In a message dated 00-06-13 19:30:16 EDT, you write:

<< thanks. am digesting. >>

Let me know what doesn’t make sense or is unclear. That’s one of those topics that is easy to oversimplify and overcomplicate at the same time.

Incidentally, note that by current starving a capacitive circuit, you end up with a “design issue”. The electrical “dual” to this issue is “voltage starving” an inductive circuit … but no one brings that one up! [ Remember, E = L di/dt and it's integral twin ]

<<>Reasonable rule of thumb. Not trying to be condesending, but do you

>understand *why* that rule works?

none taken… well, no, i don’t know WHY that rule works. you’ll end up with 5 times as much headroom–or the ability to pass a signal 5 times louder, or 5 times higher in pitch. beats me why 5 though. why not 7, for good measure? you’ll be able to charge more >>

That’s almost lost to urban legend status. You exactly hit the nail on the head. It IS headroom. As Ivan pointed out, up to *exactly* the slew rate limiting point, there is *no* slew limiting; that is, the phenomenon either exists or it doesn’t. There’s no such thing as “partial” degradation due to “almost” slew limiting.
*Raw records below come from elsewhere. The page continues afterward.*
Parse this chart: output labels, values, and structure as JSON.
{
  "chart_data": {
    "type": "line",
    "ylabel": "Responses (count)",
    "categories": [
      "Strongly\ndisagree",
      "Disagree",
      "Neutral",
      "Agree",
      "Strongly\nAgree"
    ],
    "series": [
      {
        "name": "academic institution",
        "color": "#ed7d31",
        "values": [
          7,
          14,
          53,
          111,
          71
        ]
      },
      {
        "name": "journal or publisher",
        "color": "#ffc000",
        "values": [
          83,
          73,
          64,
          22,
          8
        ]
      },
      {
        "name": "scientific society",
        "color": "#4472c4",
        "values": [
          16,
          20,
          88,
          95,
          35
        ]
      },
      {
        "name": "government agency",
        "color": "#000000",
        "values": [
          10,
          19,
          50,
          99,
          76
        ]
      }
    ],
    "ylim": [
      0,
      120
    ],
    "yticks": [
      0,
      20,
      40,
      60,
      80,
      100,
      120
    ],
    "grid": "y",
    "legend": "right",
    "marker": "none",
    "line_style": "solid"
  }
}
Well, with *normal* program material in Hi-Fi kinds of applications, the peak to average ratio turns out to be more-or-less 14 dB (5x). Thus, to avoid slew limiting *peaks*, a 5x headroom fudge factor is usually sufficient. ‘Tis a “soft” number, though, so it is interpreted differently by lots of people. E.g., does that mean 100kHz ought to be slew limited point (5x 20kHz) -or- 5x voltage at 5x 20kHz (250kHz) ought to be the limit point etc? Or conversely, since you don’t want to -clip-, the average signal presented to the amp ought to to be 14dB below the amp rating, and thus it’s OK if you avoid slew limit conditions only as high a frequency as you expect to pass (20 or 30kHz). I’ve seen *reasonable* people interpret it all three ways (and a few additional variants).

7x or 10x are even better, of course, but usually overkill, and thus, in some sense, less “optimum” of a solution.

Again, let me know what seems obscure, and I’ll try to clarify it a bit more.